CNC drilling: CNC drilling is a technique of drilling holes in a workpiece. Here, too, it has the advantage of high accuracy and reproducibility of the work step.
CNC optical glass processing: The techniques of optical glass processing are diverse. CNC machines can be used to cut, drill, grind, polish and more optical glass.
CNC technology offers numerous advantages in almost all application areas and industries. The respective processes precisely meet the requirements that medium-sized, but also large companies place on a production process. The various processes are used both in the automotive industry and in mechanical and plant engineering as well as for the production of very small parts – for example for electrical and medical engineering. Both large and small batches are economically viable.

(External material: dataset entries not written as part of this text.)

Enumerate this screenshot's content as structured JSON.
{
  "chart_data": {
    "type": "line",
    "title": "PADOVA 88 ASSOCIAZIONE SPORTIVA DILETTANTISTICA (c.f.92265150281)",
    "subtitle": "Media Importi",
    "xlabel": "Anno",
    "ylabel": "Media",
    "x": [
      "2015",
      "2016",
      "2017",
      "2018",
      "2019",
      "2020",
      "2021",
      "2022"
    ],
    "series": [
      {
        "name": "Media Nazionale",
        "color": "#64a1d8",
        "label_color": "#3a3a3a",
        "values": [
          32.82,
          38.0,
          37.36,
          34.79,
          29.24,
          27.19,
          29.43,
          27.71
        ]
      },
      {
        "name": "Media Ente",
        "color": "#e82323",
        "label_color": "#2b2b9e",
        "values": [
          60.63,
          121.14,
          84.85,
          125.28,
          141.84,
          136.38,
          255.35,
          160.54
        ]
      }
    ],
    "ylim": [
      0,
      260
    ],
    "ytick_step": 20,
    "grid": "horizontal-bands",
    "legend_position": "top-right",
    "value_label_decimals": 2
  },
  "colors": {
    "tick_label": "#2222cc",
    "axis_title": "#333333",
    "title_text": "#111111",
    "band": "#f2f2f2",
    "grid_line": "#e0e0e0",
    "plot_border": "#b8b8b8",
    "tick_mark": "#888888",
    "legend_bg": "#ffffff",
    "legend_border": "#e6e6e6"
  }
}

We have summarized further advantages of CAD and CNC technology below:
High precision in the production of workpieces: Data can be transmitted from the computer directly to the CNC machine. This makes manufacturing far more accurate and produces results that would not otherwise be possible. CNC machines are even capable of producing components with interwoven shapes (two- or three-dimensional) whose individual elements are virtually identical.
Saving production costs and resources: the use of CAD/CAM software eliminates the need to repeatedly reprogram the machine. The human workforce is thus relieved. In addition, material scrap is very low with high-precision CNC machining. As a result, production costs decrease and there is less material waste.
Simplifying product diversification: CNC makes it much easier to manufacture new products. This is partly due to the flexibility of CNC-controlled machines, and partly due to the simplified production compared to conventional manufacturing processes.
Automation of production: with CNC technology, it is possible to produce different workpieces with one machine without having to retool it. To start the CNC machine, it is usually enough to clamp the material. The machine then carries out the respective work steps completely independently. This eliminates the need to reclamp materials; instead, a simple change of program is all that is required. This saves time and thus costs.
Whether in the automotive industry, in mechanical and plant engineering, or in medical technology: Numerous industries rely to a large extent on CNC technology in manufacturing. The reason: CNC machines are unsurpassed in terms of precision when it comes to producing milled parts, markings or engravings. Typical areas of application are CNC milling, drilling, turning and CNC glass processing.